A gauge of private-sector activity by S&P Global dropped to the lowest in 25 months in July, falling more than economists had expected and dipping below the threshold that separates expansion from contraction. 

Expectations about the future turned negative for the first time since the pandemic began as domestic and foreign demand declined. The figures reinforce predictions that Europe’s biggest economy is heading into a recession in the second half of 2022.

“Having enjoyed a growth boost from the previous easing of virus-related restrictions, a collision of various headwinds in July served to push the German economy into contraction,” said Paul Smith, an economist at S&P Global.

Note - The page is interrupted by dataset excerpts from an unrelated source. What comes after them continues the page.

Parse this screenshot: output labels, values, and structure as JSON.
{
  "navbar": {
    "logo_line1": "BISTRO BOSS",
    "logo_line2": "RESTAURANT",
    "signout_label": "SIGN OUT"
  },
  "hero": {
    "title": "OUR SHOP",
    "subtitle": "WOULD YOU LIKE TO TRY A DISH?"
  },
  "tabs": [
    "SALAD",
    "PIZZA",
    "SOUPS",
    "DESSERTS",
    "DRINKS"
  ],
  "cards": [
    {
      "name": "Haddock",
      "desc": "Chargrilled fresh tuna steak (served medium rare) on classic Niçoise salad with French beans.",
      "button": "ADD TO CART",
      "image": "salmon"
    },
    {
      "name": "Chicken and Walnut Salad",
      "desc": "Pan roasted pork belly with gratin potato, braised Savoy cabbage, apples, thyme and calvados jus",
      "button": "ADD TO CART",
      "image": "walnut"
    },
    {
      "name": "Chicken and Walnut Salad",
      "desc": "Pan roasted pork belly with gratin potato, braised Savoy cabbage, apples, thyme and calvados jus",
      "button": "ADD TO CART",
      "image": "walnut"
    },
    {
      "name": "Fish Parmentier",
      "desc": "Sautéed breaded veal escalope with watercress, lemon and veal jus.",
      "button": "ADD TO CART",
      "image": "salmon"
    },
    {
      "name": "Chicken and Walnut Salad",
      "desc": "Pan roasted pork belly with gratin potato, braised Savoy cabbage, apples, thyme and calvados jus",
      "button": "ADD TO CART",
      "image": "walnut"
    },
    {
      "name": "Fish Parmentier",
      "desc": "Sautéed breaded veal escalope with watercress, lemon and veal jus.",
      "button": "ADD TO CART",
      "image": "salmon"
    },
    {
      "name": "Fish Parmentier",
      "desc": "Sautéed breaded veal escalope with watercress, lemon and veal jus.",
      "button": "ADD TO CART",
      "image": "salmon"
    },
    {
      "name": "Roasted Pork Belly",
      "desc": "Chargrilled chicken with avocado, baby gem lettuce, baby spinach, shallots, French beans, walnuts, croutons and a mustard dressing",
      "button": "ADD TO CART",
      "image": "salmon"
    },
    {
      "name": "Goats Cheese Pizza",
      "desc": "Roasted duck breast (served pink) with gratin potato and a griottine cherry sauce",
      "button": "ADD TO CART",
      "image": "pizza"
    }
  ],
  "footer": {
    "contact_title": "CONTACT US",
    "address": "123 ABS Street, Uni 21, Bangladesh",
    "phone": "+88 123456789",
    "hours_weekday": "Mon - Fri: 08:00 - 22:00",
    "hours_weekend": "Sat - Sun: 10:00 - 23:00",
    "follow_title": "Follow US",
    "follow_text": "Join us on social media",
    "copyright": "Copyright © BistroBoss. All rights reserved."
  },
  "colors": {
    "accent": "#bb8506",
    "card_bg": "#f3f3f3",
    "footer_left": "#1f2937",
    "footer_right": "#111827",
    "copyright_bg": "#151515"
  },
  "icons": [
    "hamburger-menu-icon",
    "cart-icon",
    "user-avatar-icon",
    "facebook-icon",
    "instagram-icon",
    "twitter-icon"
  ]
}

“The decline in output was broad-based, with the downturn in manufacturing deepening, and service-sector activity dropping into contraction territory for the first time since December,” he said.

The euro fell 0.9% against the dollar to $1.0141, the lowest since Tuesday, while German two-year yields, which are among the most sensitive to changes in monetary policy, slumped 18 basis points to 0.50% as money markets pared rate hike wagers.

Germany is among the most-exposed economies to Russia’s invasion of its neighbor due to its outsized reliance on the Kremlin for natural-gas supplies, which have been limited in recent months. Firms in the services industry, meanwhile, are being restrained by labor shortages and customers whose finances are increasingly stretched by inflation.

French activity faced similar issues, though despite activity there also declining more than expected it continued to expand. Still, the data raise concerns that France is also at risk of a recession, S&P Global said.